Paul lists a variety of ministry roles – this is not an exhaustive list but it covers the essentials. Prophecy, ministry, teaching, exhorting, giving, leading, mercy. Not that dissimilar to the opportunities listed in our servant leaflet. We will only reach our redemptive potential as a local church when we each contribute, when we each serve one another. Notice his assumption? “Having then gifts differing according to the grace that is given to us, let us use them.” (Romans 12:7) We have each been given natural talents and spiritual gifts –gifts of God’s grace – to help build up Christ’s Church – so let us use them. Service is the norm for the Christ follower. How do we discover our gifts and talents? We discover our gifts by using them. We discern people’s gifts as we see them in action. Notice Paul has more to say about how we should serve than in defining what or where.
“Let love be without hypocrisy. Abhor what is evil. Cling to what is good. Be kindly affectionate to one another with brotherly love, in honour giving preference to one another; not lagging in diligence, fervent in spirit, serving the Lord; rejoicing in hope, patient in tribulation, continuing steadfastly in prayer; distributing to the needs of the saints, given to hospitality.” (Romans 12:9-13)
This is what makes the Church, the family of Jesus, truly unique in the world for our membership of his family is by adoption and transcends race, ethnicity, gender, age, IQ, class or culture.
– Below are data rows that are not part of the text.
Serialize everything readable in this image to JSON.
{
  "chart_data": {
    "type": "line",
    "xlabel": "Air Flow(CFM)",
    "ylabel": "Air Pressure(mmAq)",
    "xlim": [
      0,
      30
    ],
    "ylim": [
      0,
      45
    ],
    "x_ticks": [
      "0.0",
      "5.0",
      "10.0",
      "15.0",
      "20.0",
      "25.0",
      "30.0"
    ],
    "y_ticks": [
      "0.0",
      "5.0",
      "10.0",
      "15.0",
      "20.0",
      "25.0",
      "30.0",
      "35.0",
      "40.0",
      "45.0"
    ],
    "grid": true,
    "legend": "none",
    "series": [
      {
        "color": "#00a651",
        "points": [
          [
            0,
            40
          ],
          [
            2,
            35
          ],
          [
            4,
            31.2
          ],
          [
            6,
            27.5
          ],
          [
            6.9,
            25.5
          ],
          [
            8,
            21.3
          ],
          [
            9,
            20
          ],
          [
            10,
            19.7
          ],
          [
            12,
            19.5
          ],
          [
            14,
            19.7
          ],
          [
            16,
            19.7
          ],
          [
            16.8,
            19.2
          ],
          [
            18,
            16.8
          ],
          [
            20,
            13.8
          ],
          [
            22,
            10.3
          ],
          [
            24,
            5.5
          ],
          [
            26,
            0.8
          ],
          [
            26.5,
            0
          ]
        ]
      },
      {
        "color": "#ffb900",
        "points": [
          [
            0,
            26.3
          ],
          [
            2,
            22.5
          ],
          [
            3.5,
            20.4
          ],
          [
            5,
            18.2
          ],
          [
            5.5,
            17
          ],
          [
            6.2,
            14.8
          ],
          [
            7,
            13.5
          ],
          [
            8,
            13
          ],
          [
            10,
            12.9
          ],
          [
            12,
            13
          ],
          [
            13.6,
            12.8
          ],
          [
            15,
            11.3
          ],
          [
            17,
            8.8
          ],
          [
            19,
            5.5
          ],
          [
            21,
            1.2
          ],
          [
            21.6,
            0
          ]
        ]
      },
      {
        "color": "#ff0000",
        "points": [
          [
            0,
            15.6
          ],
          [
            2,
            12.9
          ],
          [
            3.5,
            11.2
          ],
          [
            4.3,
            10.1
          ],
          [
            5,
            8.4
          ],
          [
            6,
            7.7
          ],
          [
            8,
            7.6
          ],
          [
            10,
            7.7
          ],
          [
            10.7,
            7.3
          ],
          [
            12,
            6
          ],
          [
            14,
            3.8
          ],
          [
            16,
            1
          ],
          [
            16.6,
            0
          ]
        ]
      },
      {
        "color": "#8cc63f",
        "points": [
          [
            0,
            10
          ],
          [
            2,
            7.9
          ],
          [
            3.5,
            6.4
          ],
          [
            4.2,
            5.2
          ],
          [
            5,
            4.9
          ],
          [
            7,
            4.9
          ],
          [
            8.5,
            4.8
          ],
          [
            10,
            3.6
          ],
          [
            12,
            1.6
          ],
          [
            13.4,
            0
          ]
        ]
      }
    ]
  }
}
God created the church to meet your five deepest needs; a purpose to live for, people to live with, principles to live by, a profession to live out, and power to live on. There is no other place on earth where you can find all five of these benefits in one place. There is nothing else on earth like the local Church! So, if you have not already done so please find the pen and the serving leaflet in the seat pocket in front of you and in a moment of prayerful reflection, ask the Lord to help you answer these questions:
What am I really passionate about?
What do I most enjoy doing?
How does you want me to help build Christ’s Church?
Where best can I serve at Christ Church in the next year?
If you are not sure where the Lord would have you serve, come and talk to me or one of our Pastors over refreshments or lets meet up in the week. (Pause for completion of the pledge form)
This morning in our series on the Privileges of Church Membership we have been considering what it means to give Personal Service to Church, Neighbours and Community.
From Romans 12 we have seen that
A church family helps us grow up together
A church family moves us out of self-centred isolation.
A church family is our primary place of service.
A place to grow. A place to serve. A place to belong. That is what God intends us to be at Christ Church. That is what we will increasingly become – with your help. Lets pray.
Material for this sermon drawn with thanks from Bill Hybels, The Volunteer Revolution; John Ortberg, Gifts: the joy of serving God and Rick Warren, The Purpose Driven Life.